The entire passage in Revelation 3:14-22 helps us understand why some people who claim to be followers of Jesus struggle to hear His voice or experience conversational communion with Him.  The problem may be that these people are not closely following Jesus in purity, holiness, and conscious union with Himself.  Many people who profess to be Christ-followers are actually walking apart from His calling and will for their lives.  Such living interferes with the union relationship and interrupts the conversation our God would have with us.

And to the angel of the church in Laodicea write: The words of the Amen, the faithful and true witness, the origin of God’s creation: “I know your works; you are neither cold nor hot. I wish that you were either cold or hot.  So, because you are lukewarm, and neither cold nor hot, I am about to spit you out of my mouth.  For you say, ‘I am rich, I have prospered, and I need nothing.’ You do not realize that you are wretched, pitiable, poor, blind, and naked.  Therefore I counsel you to buy from me gold refined by fire so that you may be rich; and white robes to clothe you and to keep the shame of your nakedness from being seen; and salve to anoint your eyes so that you may see.  I reprove and discipline those whom I love. Be earnest, therefore, and repent.  Listen! I am standing at the door, knocking; if you hear my voice and open the door, I will come into you and eat with you, and you with me.  To the one who conquers I will give a place with me on my throne, just as I myself conquered and sat down with my Father on his throne.  Let anyone who has an ear listen to what the Spirit is saying to the churches.”

Jesus is speaking to a church that assumes it is healthy, wealthy and wise, needing nothing.  Jesus pulls them up short with a stinging rebuke, indicating that they are in a terrible condition. He refers to them as wretched, pitiable or miserable, poor, blind, and shamefully naked.  He is asking to be let back into a church from which He has been shut out.

Some have mistakenly assumed that this rebuke is here because the people at Laodicea are not producing good works.  This is likely drawn from the opening phrase in the rebuke, “I know your works.”  The word from which “works” is translated is the Greek, “ergon,” meaning “a deed or outcome that completes an inner desire, intention, or purpose.”  Jesus doesn’t chastise them for not working hard enough but for having the wrong inner desires, intentions, and purposes. 

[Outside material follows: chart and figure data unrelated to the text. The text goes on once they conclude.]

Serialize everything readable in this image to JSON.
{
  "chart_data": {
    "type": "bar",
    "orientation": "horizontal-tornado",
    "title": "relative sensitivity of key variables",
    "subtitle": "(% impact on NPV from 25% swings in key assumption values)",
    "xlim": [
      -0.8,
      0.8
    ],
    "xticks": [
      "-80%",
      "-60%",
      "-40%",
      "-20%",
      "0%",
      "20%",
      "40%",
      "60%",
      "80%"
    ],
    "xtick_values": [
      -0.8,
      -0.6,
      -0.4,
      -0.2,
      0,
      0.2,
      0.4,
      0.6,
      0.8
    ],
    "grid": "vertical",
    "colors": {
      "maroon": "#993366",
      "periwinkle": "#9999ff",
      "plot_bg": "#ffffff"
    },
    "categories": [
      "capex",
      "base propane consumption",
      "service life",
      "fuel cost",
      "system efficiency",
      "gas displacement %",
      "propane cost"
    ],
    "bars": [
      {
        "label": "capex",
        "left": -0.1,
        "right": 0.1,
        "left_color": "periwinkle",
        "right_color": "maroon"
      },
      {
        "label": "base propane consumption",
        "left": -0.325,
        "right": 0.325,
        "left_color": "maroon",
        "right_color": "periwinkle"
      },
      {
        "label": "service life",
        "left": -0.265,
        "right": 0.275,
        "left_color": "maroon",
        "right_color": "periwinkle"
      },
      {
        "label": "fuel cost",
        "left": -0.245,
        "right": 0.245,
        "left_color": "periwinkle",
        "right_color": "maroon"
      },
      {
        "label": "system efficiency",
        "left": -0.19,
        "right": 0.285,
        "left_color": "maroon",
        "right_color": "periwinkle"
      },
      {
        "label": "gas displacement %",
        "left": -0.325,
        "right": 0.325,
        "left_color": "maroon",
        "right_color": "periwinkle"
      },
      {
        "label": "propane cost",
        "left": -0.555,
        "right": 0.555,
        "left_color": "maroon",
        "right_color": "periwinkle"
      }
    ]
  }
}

Along with the harsh rebuke, Jesus makes a gracious offer to them: “…if you hear my voice and open the door, I will come in to you and eat with you, and you with me.  To the one who conquers I will give a place with me on my throne, just as I myself conquered and sat down with my Father on his throne.”  This offer is to re-enter their living and share the most blissful and intimate communion relationship with them.   He will restore them to conversational communion, the fruit of a healthy and loving union with Himself.

For our lack of union and conversational communion, John Eldredge blames our disbelief in the idea that God is really offering to do such things in us and for us. He describes this disbelief this way:  “Jesus doesn’t act like that anymore.” (Or perhaps, “Jesus doesn’t act like that with me.”) Sure—he was amazing in the Gospels. But that was then and this is now and things have changed. Or so the idea goes. In one fell swoop, this belief shuts down just about everything and anything we could hope to experience with Jesus. It simply slams the door and leaves us standing on one side and him on the other. You wonder if this isn’t implied in the famous passage from the book of Revelation where Jesus says, “Listen! I am standing at the door, knocking; if you hear my voice and open the door, I will come in to you and eat with you, and you with me.”  Jesus is asking for intimacy with us. Who shut that door and left Christ standing in the street? It clearly wasn’t Jesus. He’s outside, asking us to let him in. So let him in.”

He’s outside, asking us to let him in. So let him in.